Он обожал Эмилиану Партони. С ее пятьюдесятью восемью килограммами при росте метр семьдесят она развеивала старомодное представление об оперных певицах: репетиции в спортивном костюме, двадцативосьмилетний сын, которого она таскала с собой повсюду, ее провокационная манера курить французские сигареты перед репортерскими камерами. Она утверждала, что выкуривает по три пачки в день, но это была неправда: курила она лишь во время интервью, а потом по сорок пять минут чистила зубы и полоскала рот.
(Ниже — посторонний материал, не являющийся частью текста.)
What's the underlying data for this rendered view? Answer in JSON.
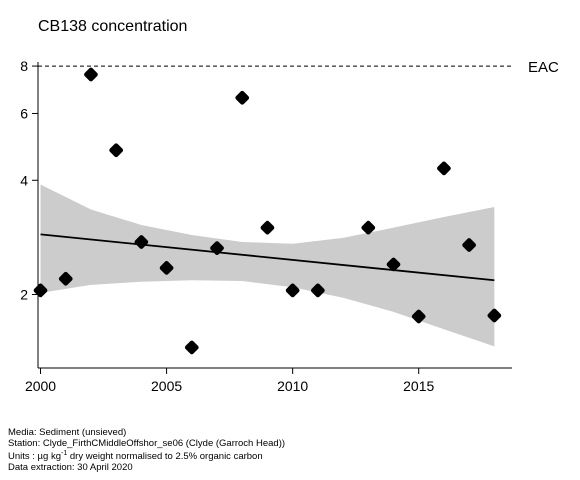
{
  "chart_data": {
    "type": "scatter",
    "title": "CB138 concentration",
    "xlabel": "",
    "ylabel": "",
    "y_scale": "log",
    "xlim": [
      1999.9,
      2018.7
    ],
    "ylim": [
      1.28,
      8.2
    ],
    "x_ticks": [
      2000,
      2005,
      2010,
      2015
    ],
    "y_ticks": [
      2,
      4,
      6,
      8
    ],
    "grid": false,
    "reference_line": {
      "label": "EAC",
      "value": 8,
      "style": "dashed"
    },
    "points": [
      {
        "x": 2000,
        "y": 2.05
      },
      {
        "x": 2001,
        "y": 2.2
      },
      {
        "x": 2002,
        "y": 7.6
      },
      {
        "x": 2003,
        "y": 4.8
      },
      {
        "x": 2004,
        "y": 2.75
      },
      {
        "x": 2005,
        "y": 2.35
      },
      {
        "x": 2006,
        "y": 1.45
      },
      {
        "x": 2007,
        "y": 2.65
      },
      {
        "x": 2008,
        "y": 6.6
      },
      {
        "x": 2009,
        "y": 3.0
      },
      {
        "x": 2010,
        "y": 2.05
      },
      {
        "x": 2011,
        "y": 2.05
      },
      {
        "x": 2013,
        "y": 3.0
      },
      {
        "x": 2014,
        "y": 2.4
      },
      {
        "x": 2015,
        "y": 1.75
      },
      {
        "x": 2016,
        "y": 4.3
      },
      {
        "x": 2017,
        "y": 2.7
      },
      {
        "x": 2018,
        "y": 1.76
      }
    ],
    "trend": {
      "x": [
        2000,
        2018
      ],
      "y": [
        2.88,
        2.18
      ]
    },
    "confidence_band": {
      "x": [
        2000,
        2002,
        2004,
        2006,
        2008,
        2010,
        2012,
        2014,
        2016,
        2018
      ],
      "upper": [
        3.9,
        3.35,
        3.05,
        2.87,
        2.75,
        2.72,
        2.82,
        3.0,
        3.2,
        3.4
      ],
      "lower": [
        2.02,
        2.12,
        2.16,
        2.18,
        2.17,
        2.09,
        1.96,
        1.8,
        1.62,
        1.46
      ]
    },
    "colors": {
      "band": "#cccccc",
      "points": "#000000",
      "line": "#000000"
    }
  },
  "footer": {
    "media": "Media: Sediment (unsieved)",
    "station": "Station: Clyde_FirthCMiddleOffshor_se06 (Clyde (Garroch Head))",
    "units_prefix": "Units : µg kg",
    "units_sup": "-1",
    "units_suffix": " dry weight normalised to 2.5% organic carbon",
    "extraction": "Data extraction: 30 April 2020"
  }
}
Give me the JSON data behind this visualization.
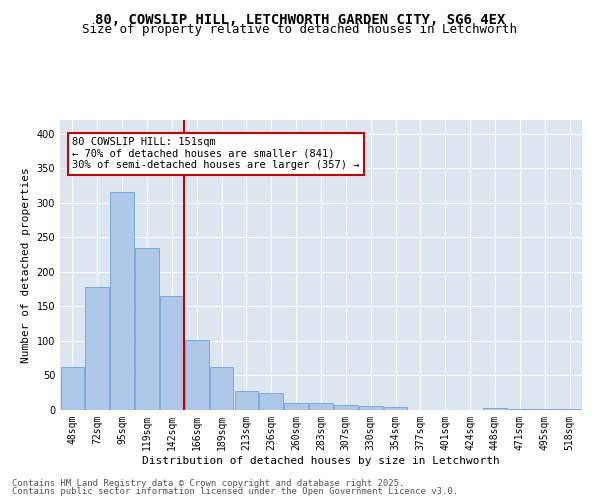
{
  "title_line1": "80, COWSLIP HILL, LETCHWORTH GARDEN CITY, SG6 4EX",
  "title_line2": "Size of property relative to detached houses in Letchworth",
  "xlabel": "Distribution of detached houses by size in Letchworth",
  "ylabel": "Number of detached properties",
  "categories": [
    "48sqm",
    "72sqm",
    "95sqm",
    "119sqm",
    "142sqm",
    "166sqm",
    "189sqm",
    "213sqm",
    "236sqm",
    "260sqm",
    "283sqm",
    "307sqm",
    "330sqm",
    "354sqm",
    "377sqm",
    "401sqm",
    "424sqm",
    "448sqm",
    "471sqm",
    "495sqm",
    "518sqm"
  ],
  "values": [
    63,
    178,
    315,
    234,
    165,
    102,
    62,
    28,
    24,
    10,
    10,
    7,
    6,
    4,
    0,
    0,
    0,
    3,
    1,
    1,
    2
  ],
  "bar_color": "#aec6e8",
  "bar_edge_color": "#5b9bd5",
  "vline_color": "#cc0000",
  "vline_pos": 4.5,
  "annotation_text": "80 COWSLIP HILL: 151sqm\n← 70% of detached houses are smaller (841)\n30% of semi-detached houses are larger (357) →",
  "annotation_box_facecolor": "#ffffff",
  "annotation_box_edgecolor": "#cc0000",
  "ylim": [
    0,
    420
  ],
  "yticks": [
    0,
    50,
    100,
    150,
    200,
    250,
    300,
    350,
    400
  ],
  "background_color": "#dce6f1",
  "footer_line1": "Contains HM Land Registry data © Crown copyright and database right 2025.",
  "footer_line2": "Contains public sector information licensed under the Open Government Licence v3.0.",
  "title_fontsize": 10,
  "subtitle_fontsize": 9,
  "axis_label_fontsize": 8,
  "tick_fontsize": 7,
  "annotation_fontsize": 7.5,
  "footer_fontsize": 6.5,
  "ylabel_fontsize": 8
}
Орландо Натале раздвинул занавес и вышел к рампе. Он простер руки к публике и еще шире улыбнулся. Вновь поднявшая волна окатила его, и ему показалось, что он слышит, как зеленые волны разбиваются о гальку морского берега…

Один на рифе, точь-в-точь как романтические персонажи с обращенным к океану взором на картинах, полных светлых бликов и теней.
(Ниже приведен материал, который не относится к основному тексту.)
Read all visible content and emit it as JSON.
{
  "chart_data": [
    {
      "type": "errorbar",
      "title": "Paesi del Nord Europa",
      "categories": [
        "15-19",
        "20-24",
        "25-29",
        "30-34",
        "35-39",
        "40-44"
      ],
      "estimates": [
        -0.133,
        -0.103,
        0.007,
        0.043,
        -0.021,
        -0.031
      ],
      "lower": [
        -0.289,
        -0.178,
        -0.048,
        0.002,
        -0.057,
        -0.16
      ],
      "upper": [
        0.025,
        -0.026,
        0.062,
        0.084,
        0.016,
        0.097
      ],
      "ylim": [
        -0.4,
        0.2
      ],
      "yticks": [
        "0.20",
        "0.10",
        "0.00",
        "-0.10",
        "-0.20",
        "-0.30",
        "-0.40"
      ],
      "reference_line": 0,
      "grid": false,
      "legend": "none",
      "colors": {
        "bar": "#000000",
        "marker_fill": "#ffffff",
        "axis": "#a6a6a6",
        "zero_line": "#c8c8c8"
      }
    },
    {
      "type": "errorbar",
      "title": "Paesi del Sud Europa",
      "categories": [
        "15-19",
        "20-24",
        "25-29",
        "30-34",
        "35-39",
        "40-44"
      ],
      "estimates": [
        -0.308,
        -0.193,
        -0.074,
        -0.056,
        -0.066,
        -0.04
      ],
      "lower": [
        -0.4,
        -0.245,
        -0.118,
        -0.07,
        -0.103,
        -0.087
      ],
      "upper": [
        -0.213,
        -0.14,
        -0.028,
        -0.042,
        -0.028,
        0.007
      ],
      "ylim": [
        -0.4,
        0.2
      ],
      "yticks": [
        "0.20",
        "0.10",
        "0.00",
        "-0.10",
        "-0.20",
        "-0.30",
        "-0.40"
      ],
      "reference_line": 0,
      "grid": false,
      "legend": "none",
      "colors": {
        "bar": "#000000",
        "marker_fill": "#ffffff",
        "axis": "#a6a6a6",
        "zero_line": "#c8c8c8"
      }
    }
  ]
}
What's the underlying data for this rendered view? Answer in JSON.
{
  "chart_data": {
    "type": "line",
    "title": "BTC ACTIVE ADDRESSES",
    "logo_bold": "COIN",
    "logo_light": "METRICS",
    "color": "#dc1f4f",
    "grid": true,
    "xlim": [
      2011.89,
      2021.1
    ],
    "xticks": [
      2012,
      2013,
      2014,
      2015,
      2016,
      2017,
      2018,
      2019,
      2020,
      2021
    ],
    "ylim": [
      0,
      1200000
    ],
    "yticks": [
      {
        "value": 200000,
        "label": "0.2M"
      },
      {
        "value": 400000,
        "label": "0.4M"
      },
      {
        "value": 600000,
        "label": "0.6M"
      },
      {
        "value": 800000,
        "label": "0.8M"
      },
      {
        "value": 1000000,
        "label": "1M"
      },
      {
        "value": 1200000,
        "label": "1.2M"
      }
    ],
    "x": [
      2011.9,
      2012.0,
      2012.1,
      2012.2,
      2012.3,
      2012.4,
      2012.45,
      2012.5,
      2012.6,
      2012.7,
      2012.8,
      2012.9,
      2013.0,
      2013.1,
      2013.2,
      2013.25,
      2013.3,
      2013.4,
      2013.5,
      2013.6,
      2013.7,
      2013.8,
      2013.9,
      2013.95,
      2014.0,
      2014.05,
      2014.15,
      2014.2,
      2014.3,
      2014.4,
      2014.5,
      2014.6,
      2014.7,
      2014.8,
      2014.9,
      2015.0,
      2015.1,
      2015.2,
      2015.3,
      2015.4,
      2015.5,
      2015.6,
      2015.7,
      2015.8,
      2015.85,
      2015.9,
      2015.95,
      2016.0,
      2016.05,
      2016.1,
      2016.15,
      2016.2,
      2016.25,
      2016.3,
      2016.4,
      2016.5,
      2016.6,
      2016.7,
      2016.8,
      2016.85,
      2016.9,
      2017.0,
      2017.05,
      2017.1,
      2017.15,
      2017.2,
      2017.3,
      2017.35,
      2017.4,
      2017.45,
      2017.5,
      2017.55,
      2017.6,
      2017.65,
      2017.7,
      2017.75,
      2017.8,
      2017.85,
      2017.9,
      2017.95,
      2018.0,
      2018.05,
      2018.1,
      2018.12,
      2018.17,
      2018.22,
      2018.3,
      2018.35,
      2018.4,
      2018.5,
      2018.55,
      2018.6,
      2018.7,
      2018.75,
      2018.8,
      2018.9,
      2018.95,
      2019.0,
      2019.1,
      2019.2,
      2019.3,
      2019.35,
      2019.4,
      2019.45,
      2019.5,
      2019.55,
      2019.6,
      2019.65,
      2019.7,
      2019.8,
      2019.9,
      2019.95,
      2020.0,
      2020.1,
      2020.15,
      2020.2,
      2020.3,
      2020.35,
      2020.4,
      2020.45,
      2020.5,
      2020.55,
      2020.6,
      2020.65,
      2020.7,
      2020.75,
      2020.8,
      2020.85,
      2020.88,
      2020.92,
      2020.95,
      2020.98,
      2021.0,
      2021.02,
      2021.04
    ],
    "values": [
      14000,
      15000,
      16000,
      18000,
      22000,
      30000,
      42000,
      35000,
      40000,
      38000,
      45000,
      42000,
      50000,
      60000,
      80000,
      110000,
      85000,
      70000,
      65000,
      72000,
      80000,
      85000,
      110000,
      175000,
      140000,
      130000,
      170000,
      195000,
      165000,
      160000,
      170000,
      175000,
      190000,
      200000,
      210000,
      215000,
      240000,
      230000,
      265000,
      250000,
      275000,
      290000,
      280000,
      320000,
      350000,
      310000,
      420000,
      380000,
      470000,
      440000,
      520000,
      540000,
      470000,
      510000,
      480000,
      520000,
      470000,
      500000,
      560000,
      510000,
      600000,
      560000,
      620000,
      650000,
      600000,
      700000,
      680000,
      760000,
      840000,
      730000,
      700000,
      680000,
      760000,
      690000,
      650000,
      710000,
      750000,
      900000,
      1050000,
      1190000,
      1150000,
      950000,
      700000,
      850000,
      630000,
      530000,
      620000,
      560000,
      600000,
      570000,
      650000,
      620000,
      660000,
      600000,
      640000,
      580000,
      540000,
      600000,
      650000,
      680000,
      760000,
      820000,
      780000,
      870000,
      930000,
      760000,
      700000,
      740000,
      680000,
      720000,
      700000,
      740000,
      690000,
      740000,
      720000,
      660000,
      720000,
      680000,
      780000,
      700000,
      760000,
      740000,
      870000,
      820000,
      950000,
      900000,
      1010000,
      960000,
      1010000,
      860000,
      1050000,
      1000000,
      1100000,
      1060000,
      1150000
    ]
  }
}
Лучший оперный тенор наших дней… Вертер… Кому из них они аплодировали?

Его руки опустились, и в это мгновение он различил на первом балконе чудаковатый силуэт Куртеринга…

Было уже за полночь, когда он вышел из театра и добрался до своего «вольво», припаркованного на одной из отлогих улочек у Кранцплаца. Налетевший ветер, казалось, опустошил город. Полы плаща липли к ногам, одетым в джинсы, и Орландо, ссутулившись, продвигался вперед. Проехать двести километров. Точнее, сто девяносто три. Он любил вести машину в кромешной тьме, и даже в лютый мороз опускал стекла. В такие моменты единственной реальностью для него оставался лишь треугольник асфальта, вырванный из темноты светом фар, да огоньки на приборной панели. Чудесные мгновения, полная смена обстановки. Комфортная неподвижность в салоне из кожи и стали в сочетании со скоростью, разрывающей бездонный мрак ночи. Смесь опасности и спокойствия. И еще одиночество — темное и бездонное, как море. Вихри оркестра и хора, шумные сражения и безумные любовные дуэты, каватины, жалобные напевы и все эти «до» верхней октавы сменялись чуть слышным урчанием мотора, и салон автомобиля казался космическим кораблем, запущенным в невесомость. Лишь огоньки приборов: сто шестьдесят, сто восемьдесят километров в час… Это было наслаждение совсем иного рода — после ослепительного сияния люстр и костюмов плотное, густое спокойствие салона автомобиля напоминало старый бархат, ласковый и приветливый… За это стоило побороться, ведь агенты и импресарио настаивали, чтобы его везде сопровождал личный шофер… Нужно было слышать, как они живописали ему все выгоды поездок в лимузине, где он мог бы спать на заднем сиденье, отдыхая после дневных трудов. Но Орландо не сдался. Он исколесил сначала Италию, а потом и всю Европу: из Парижа в Неаполь, из Рима в Берлин — ездил повсюду, где пел.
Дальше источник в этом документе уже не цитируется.